SourceForge.net Logo zAurum.org: zAurum PHP: mass payment software Sat, 22-Jul-2017 02:48:03

Security issues

There are always security issues when dealing with money. In this section I will cover most common traps and mistakes people do. Please visit this section often (it can grow) and pay attention to each issue mentioned. This IS important: you are transferring real money and every error, every neglecting obvious and simple precautions can result in money lost, ECP accounts seized by thrid party person, all kinds of unpleasant consequences. It is simple to stay out of troubles, but it requires discipline.

1. Insecure channels

1.1. Using insecure mass payment sites is one of the best way to get into troubles. There are many mass payment systems -- sites -- offering very moderate fees. However, if you choose to use these payment gateways, please think whether you can risk transmitting critical data (your ECP password) over insecure channel.

The autopayment sites themselves are all right (probably: in the absolute majority of cases you have no idea what security measures are taken to prevent leaking of the critical data). But the fact a lot of important information is routed to them via insecure channels makes it quite probable that these data are hunted for and can be intercepted

Think this: obtaining SSL certificate costs less than $50 a year. If mass autopayment site administrator does not consider using secure channels, your account and your business can be at risk.

1.2. Fake emails from ECP are very popular nowadays. They look very convincing and are at times alarming -- you are tempted to follow the link, thus compromising your account data, sending them to the scam artists who send these messages.

The resume is simple: NEVER trust messages (with HTML code or not) pretending to be from your ECP. NEVER follow ECP links in any messages you receive. ALWAYS type the ECP URLs manually, do not use any bookmarks.

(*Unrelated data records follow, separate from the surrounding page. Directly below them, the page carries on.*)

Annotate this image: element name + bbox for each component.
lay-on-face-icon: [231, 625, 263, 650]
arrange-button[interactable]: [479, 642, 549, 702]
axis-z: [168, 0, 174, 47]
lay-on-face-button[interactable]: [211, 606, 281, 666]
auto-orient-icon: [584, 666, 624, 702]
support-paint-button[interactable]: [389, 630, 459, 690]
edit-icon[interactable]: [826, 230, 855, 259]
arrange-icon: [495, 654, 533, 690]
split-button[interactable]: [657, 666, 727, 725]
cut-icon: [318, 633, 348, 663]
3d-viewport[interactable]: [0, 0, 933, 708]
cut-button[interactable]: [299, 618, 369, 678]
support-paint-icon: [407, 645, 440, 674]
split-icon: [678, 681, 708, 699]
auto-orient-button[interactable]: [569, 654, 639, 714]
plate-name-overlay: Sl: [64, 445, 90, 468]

In case you suspect you could compromise your data, login to ECP site and change your credentials -- immediately!

2. Web hosting issues

2.1. Limited PHP security is what the absolute majority of Web hosting providers (WHP) are suffering from.

This is due to the fact that secure tools such as Apache suEXEC feature are rather resource-consuming. In most cases all PHP scripts on Un*x hosting sites must have «world read» attribute set in order to work.

That means that every co-hosted user on such WHP sites can gain access to your scripts, period.

Does that mean you should always select WHP providing maximal security? Of course not. Most Web content isn't that valuable to protect it -- it is placed to be shown to everyone. But if you are building ECP-related site, security must be paramount. Access to PHP scripts means all your data can be accessed and investigated. Think of your affiliate database being compromised and decide whether you could afford such a disaster.

2.2. Session data storage is what you should be aware when placing zAurum PHP on shared Web hosting sites.

All data submitted to zAurum are stored as session variables. That allows to increase productivity, diminish traffic exchange. In cases when only limited PHP security is provided, most sessions are stored in common -- for all users -- directory; on Un*x systems it's most probably /tmp directory.

If it's absolutely necessary to use zAurum in limited security environment, please use

    session_save_path()
call to select a temporary (session) path somewhere near your Web root directory. Please refer to PHP.net sources to learn more on this.

3. General ECP issues

3.1. Create separate ECP account to use for automated payments. Make sure the account you are receiving payments to and the one you are paying from are different. NEVER store on the account used for automated payments sums larger than those actually required to perform payments.

3.2. Change your passphrase often -- this is the rule that is easily forgotten. People do not change passwords until it is too late -- a common situation.

Create a technique to create and memorize passwords. It is unsafe to keep passwords recorded even on paper, let alone electronic media.

NEVER use the same password for both the ECP account and email box you are associating with it.